T'étais pas un bon nègre, Mouammar. C'est pour ça qu'on t'a flingué. Qu'est-ce que tu veux, faut être réglo. La règle du jeu est pourtant simple : il y a les maîtres, et les nègres. Et quand un nègre se prend pour un maître, on n' a  pas vraiment le choix.

 

T'as pourtant eu des exemples. T'aurais dû comprendre. Regarde Lumumba : il a rien compris. Croyait au père Noël. L'ennui, avec vous les nègres, c'est que vous êtes trop cons. Enfin, pas tous. Mobutu, lui, c'était un malin. Il a tout compris, Mobutu. Il a compris où était son intérêt.

 

Tu vois, Mouammar, t'avais pourtant tout entre les mains, et t'as plus rien. Mobutu, lui, il les a tous niqués, les négros. Le pognon qu'on lui a laissé, et il s'en est fait un max, le Mobutu, ça l'a pas empêché de crever, mais que dalle pour vous, les négros : ça a été jugé et rejugé : que tchi. Tout pour les fistons, la famille. Les palaces, les gonzesses, tout.

  

Ça, c'est de la bonne justice, ça encourage les vocations.



 

Toi, tes fistons, ils sont où, Mouammar ?

 

T'avais pourtant tout, t' aurais du écouter. Tu nous fous la paix, on rafle tout dans vos sales pays de négros, tu fais ce qu'on te dit, tu fermes ta gueule,  et t'as ta part. C'est normal, c'est la règle. La loi du Milieu. L'ordre des choses.

 

Mais c'est quoi, ces idées de panafrique, grande Afrique et tout le fourbi ? T'as trop fumé le narguileh ? On t' avait pourtant prévenu une fois ou deux. Mais t'étais vraiment trop con.

 

J'ai bien rigolé quand t'as traité sarkozy de guignol. Nous aussi on se fend la poire quand il ramène sa frime, le nabot. Et lui, comme toi on va le tomber. Sent le roussi. Mégalo, comme toi.

 

Si t'étais resté à ta place, ça serait jamais arrivé.

 

Mais vous pigez que dalle. Mossadegh, encore un gars qui aurait dû te faire réfléchir. Vous n'avez rien à gagner, vous êtes des minables. Des sous-races. De la merde.

 

Un bon nègre, c'est un gars qui ramène le pognon. Un nègre, c'est un gars qui va au caoutchouc*. Tu ramènes du caoutchouc, t'es un bon nègre. Tu veux pas y aller ? On prend ta femme en otage. Tu vas au caoutchouc.

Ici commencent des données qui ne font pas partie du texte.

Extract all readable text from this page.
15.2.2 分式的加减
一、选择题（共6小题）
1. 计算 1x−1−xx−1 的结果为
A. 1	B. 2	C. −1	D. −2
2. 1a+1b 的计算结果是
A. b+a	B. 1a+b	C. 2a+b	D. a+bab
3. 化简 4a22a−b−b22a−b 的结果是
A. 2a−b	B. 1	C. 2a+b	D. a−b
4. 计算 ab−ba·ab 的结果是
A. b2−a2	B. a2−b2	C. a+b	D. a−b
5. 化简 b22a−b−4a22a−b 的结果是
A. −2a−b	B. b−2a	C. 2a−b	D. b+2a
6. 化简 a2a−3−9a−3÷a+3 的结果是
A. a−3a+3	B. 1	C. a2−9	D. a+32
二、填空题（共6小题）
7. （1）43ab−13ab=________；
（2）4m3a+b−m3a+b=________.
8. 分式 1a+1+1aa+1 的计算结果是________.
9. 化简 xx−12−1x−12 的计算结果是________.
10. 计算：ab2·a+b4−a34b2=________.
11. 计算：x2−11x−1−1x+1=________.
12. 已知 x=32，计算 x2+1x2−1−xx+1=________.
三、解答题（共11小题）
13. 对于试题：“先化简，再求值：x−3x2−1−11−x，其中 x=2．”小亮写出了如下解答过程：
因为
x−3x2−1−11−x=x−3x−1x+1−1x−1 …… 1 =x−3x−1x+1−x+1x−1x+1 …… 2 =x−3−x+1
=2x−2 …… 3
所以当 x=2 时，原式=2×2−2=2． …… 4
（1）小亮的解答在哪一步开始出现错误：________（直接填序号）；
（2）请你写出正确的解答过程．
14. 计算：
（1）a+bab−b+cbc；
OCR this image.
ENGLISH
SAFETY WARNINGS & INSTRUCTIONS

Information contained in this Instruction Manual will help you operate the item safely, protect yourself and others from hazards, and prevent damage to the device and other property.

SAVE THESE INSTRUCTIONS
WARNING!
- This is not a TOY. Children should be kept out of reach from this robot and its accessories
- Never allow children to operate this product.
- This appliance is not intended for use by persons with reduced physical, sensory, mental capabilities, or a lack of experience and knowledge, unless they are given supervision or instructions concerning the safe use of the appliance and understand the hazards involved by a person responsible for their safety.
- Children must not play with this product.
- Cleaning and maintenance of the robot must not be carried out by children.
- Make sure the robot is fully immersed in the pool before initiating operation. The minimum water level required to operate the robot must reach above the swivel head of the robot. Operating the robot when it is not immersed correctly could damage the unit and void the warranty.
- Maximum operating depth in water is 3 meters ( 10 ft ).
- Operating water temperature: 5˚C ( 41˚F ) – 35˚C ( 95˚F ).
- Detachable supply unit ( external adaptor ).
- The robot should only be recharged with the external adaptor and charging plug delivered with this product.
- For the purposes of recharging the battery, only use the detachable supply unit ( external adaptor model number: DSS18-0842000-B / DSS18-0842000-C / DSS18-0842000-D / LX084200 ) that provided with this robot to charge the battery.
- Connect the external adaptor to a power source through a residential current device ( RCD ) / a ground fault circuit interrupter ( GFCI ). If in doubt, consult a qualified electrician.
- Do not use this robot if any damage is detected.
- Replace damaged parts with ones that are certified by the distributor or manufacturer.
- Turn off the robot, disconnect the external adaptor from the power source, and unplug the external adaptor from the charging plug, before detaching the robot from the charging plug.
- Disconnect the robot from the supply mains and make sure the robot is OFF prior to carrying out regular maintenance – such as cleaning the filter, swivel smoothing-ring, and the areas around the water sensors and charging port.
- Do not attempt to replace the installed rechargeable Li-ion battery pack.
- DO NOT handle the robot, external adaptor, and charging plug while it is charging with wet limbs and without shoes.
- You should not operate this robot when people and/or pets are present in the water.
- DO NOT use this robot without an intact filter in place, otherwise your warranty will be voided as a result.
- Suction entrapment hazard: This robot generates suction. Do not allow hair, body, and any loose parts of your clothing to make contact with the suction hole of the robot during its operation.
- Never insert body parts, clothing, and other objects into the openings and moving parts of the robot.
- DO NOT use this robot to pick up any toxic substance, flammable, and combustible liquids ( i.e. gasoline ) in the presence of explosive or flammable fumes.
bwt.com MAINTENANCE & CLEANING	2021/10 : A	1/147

Tu ramènes le caoutchouc et ta femme est morte ? Et tes filles ? Que veux-tu qu'on y fasse ? Faut bien que la troupe se détende un peu. Faut que l'homme s'amuse. De toutes façons, qu'est-ce que t'en as à foutre d'une femme ? Puisque tu vas crever au caoutchouc.

 

Tu vois, t'as pas de logique, Mouammar. T'étais qu'un sale connard de négro, t'as pas compris qui étaient les maîtres, et tu voulais plus ramener de caoutchouc. Plus de caoutchouc, plus de pétrole, l'éducation, toutes tes conneries. L'éducation pour les négros, faut pas déconner, quand même, Mouammar.

 

L'Afrique aux africains, j'ai jamais rien entendu de plus con. L'Afrique est à nous, mon chéri. Toi, Mouammar, tu portes les bagages, tu files tes filles et tes gonzesses, tu fais ton boulot, tu fournis les esclaves et tu nous fais pas chier.

 

Tu veux que je te dise ? On a tout pilé dans ton pays ? C'est du pognon et encore du pognon. Car qui va reconstruire ?

 

Vous, les nègres. Les esclaves. Parce que vous, même si vous êtes tous des fainéants et des bons à rien, on peut encore vous faire bosser, à coups de pompes dans le cul. Les indiens, eux, rien. Rien à faire. C'est pour ça que Custer disait qu'un bon indien, c'est un indien mort. C'est encore pire que de la merde, les indiens. Un bon nègre, c'est un nègre qui bosse et qui ferme sa gueule.

 

Mais pour être franc, quand on aura des robots vraiment au point, on reverra sûrement l'ensemble des données. Alors faudra courir. Ouverture de la chasse. On va encore bien rigoler, Mouammar. Tu vois, y'a pas que des mauvaises choses, dans la vie. 

 

 

 

* Un livre majeur sur "l'épopée" coloniale belge principalement, mais aussi française, allemande, anglaise :  " Les fantômes du roi Leopold".

 

Le 12 juillet 2011, sur 509 votants à l'assemblée dite nationale, seules 27 personnes ont voté contre la guerre en Lybie. Si les 482 qui ont voté pour sont des êtres humains, alors maintenant j'ai honte d'être humain.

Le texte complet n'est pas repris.